Breastfeeding Initiation, Duration, and Supplementation Among Mexican-Origin Women in Texas




BACKGROUND:

Mexican-origin women breastfeed at similar rates as white women in the United States, yet they usually breastfeed for less time. In our study, we seek to identify differences in Mexican-origin women’s breastfeeding intentions, initiation, continuation, and supplementation across nativity and country-of-education groups.

METHODS:

The data are from a prospective cohort study of postpartum women ages 18 to 44 recruited from 8 Texas hospitals. We included 1235 Mexican-origin women who were born and educated in either Texas or Mexico. Women were interviewed at delivery and at 3, 6, 12, 18, and 24 months post partum. Breastfeeding intentions and initiation were reported at baseline, continuation was collected at each interview, and weeks until supplementation was assessed for both solids and formula. Women were classified into 3 categories: born and educated in Mexico, born and educated in the United States, and born in Mexico and educated in the United States.

RESULTS:

Breastfeeding initiation and continuation varied by nativity and country of birth, although all women reported similar breastfeeding intentions. Women born and educated in Mexico initiated and continued breastfeeding in higher proportions than women born and educated in the United States. Mexican-born and US-educated women formed an intermediate group.
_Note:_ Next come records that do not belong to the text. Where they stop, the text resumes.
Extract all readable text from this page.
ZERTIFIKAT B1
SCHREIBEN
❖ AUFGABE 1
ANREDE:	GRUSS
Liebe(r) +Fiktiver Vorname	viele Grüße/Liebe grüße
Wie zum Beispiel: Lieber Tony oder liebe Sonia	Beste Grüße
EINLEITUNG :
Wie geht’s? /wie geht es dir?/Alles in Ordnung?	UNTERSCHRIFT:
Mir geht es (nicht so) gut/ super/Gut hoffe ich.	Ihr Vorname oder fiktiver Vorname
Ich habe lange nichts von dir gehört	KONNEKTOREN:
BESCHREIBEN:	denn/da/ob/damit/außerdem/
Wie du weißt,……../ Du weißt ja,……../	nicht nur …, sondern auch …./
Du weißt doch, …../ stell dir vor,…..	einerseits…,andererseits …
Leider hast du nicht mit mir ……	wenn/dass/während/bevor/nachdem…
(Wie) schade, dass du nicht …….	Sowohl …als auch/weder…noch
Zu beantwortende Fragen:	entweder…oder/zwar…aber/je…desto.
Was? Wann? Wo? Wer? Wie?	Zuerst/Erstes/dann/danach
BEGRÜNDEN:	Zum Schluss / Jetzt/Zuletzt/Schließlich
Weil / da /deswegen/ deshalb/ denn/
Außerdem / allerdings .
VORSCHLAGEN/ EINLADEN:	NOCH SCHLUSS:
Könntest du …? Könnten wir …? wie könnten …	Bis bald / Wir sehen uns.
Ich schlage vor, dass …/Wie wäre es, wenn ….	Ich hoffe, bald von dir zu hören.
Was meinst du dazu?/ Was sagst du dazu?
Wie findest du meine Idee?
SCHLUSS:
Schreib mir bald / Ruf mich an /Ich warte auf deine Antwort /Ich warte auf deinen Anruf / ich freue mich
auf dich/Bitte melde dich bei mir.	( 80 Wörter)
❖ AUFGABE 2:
Early supplementation with formula and solid foods was similar across groups, and early supplementation with formula negatively impacted duration across all groups.

CONCLUSIONS:

Nativity and country of education are important predictors of breastfeeding and should be assessed in pediatric and postpartum settings to tailor breastfeeding support. Support is especially warranted among US-born women, and additional educational interventions should be developed to forestall early supplementation with formula across all acculturation groups.